El enlace enviado por Berret estaba de regreso, galopando ya por la falda de la colina. Sobre la loma próxima, la masa oscura del otro escuadrón se desplazaba lentamente, rebasando la cima y desapareciendo de la vista.

La corneta ordenó montar a caballo. Los dos amigos se quitaron los capotes, atándolos delante de los pomos de las sillas. De Bourmont le guiñó un ojo a Frederic, se izó sobre los estribos y ocupó su puesto. A lomos de Noirot, Frederic se aseguró en el arzón y ajusta el barboquejo de cobre de su colbac. Miró con disgusto hacia el cielo gris. La llovizna empezaba a calarle el dormán y sentía una incómoda humedad sobre los hombros y espalda. Afortunadamente, la temperatura se había vuelto soportable.

Otro toque del cornetín de órdenes y el escuadrón partió al trote, rodeando la colina. Las patas de los caballos arrancaban trozos de tierra húmeda, arrojándolos sobre los jinetes que venían detrás. En cierta forma, Frederic prefería eso a la polvareda que se levantaba cuando el suelo estaba seco, sofocando a jinetes y monturas y dificultando la visión durante la marcha. Echó un vistazo a las dos pistoleras sujetas a cada lado del pomo de la silla, en las que, cubiertas por paños encerados para protegerlas de la humedad, estaban sus dos excelentes pistolas modelo Año XII. Todo iba bien. Se sentía excitado por la inminencia de la acción, pero tranquilo y con la mente clara. Ajustó su cuerpo al movimiento de Noirot, disfrutando del placer de la cabalgada, con los ojos y oídos atentos a la menor señal que indicase combate.

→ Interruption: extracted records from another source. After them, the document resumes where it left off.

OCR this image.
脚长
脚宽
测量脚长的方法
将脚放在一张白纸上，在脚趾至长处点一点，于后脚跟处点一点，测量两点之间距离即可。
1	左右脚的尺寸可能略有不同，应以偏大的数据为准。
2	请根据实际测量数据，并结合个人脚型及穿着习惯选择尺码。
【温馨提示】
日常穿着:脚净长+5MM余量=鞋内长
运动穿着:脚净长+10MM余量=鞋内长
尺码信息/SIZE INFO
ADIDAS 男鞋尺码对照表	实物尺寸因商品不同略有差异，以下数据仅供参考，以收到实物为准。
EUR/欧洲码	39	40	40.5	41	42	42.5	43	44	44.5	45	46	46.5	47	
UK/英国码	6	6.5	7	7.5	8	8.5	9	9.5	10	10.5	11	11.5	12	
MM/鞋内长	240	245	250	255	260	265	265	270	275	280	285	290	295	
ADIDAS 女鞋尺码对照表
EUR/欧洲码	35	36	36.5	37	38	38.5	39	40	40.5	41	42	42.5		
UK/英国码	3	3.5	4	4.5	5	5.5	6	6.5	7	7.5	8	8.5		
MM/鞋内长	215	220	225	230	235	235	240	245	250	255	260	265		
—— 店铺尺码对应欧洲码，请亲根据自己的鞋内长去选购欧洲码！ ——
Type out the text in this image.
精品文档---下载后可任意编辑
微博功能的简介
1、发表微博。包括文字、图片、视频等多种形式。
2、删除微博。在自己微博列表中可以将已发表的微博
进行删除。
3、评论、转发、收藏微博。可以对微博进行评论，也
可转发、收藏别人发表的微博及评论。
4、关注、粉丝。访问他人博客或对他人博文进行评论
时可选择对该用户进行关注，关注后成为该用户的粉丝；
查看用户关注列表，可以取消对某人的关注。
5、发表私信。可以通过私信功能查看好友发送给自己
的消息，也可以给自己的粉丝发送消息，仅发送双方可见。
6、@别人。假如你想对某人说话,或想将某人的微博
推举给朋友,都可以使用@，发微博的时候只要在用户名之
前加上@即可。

Dejando atrás la colina, pasaron junto a un bosquecillo en el que se distinguían las casacas azules cruzadas por correajes blancos de algunos soldados de infantería. El cañón seguía rugiendo en la distancia, al otro lado del horizonte gris. Después salieron a un llano, observando que a su derecha, no demasiado lejos, cabalgaba otro escuadrón de húsares, presumiblemente el que durante la anterior pausa se mantuvo a la vista sobre la loma cercana. Frederic experimentó una íntima sensación de orgullo al divisar el imponente aspecto del escuadrón hermano, avanzando en perfecta formación como una máquina de guerra viva, disciplinada y perfecta, que portaba en las vainas un centenar de sables impacientes.

Anduvieron entre cerros y quebradas hasta avistar un pueblo pequeño del que surgían columnas de humo. El comandante Berret ordenó hacer alto, y durante un rato se entretuvo con Dombrowsky consultando un mapa. Frederic los observó distraídamente, con el oído concentrado en el distante cañoneo, al que ahora se sumaba fragor de fusilería. Mientras evitaba con suaves tirones de las riendas que Noirot mordisquease la rala hierba del suelo, vio cómo el capitán lo miraba y le hacía una seña. El corazón le palpitó con fuerza al picar espuelas y acercarse a los jefes del escuadrón.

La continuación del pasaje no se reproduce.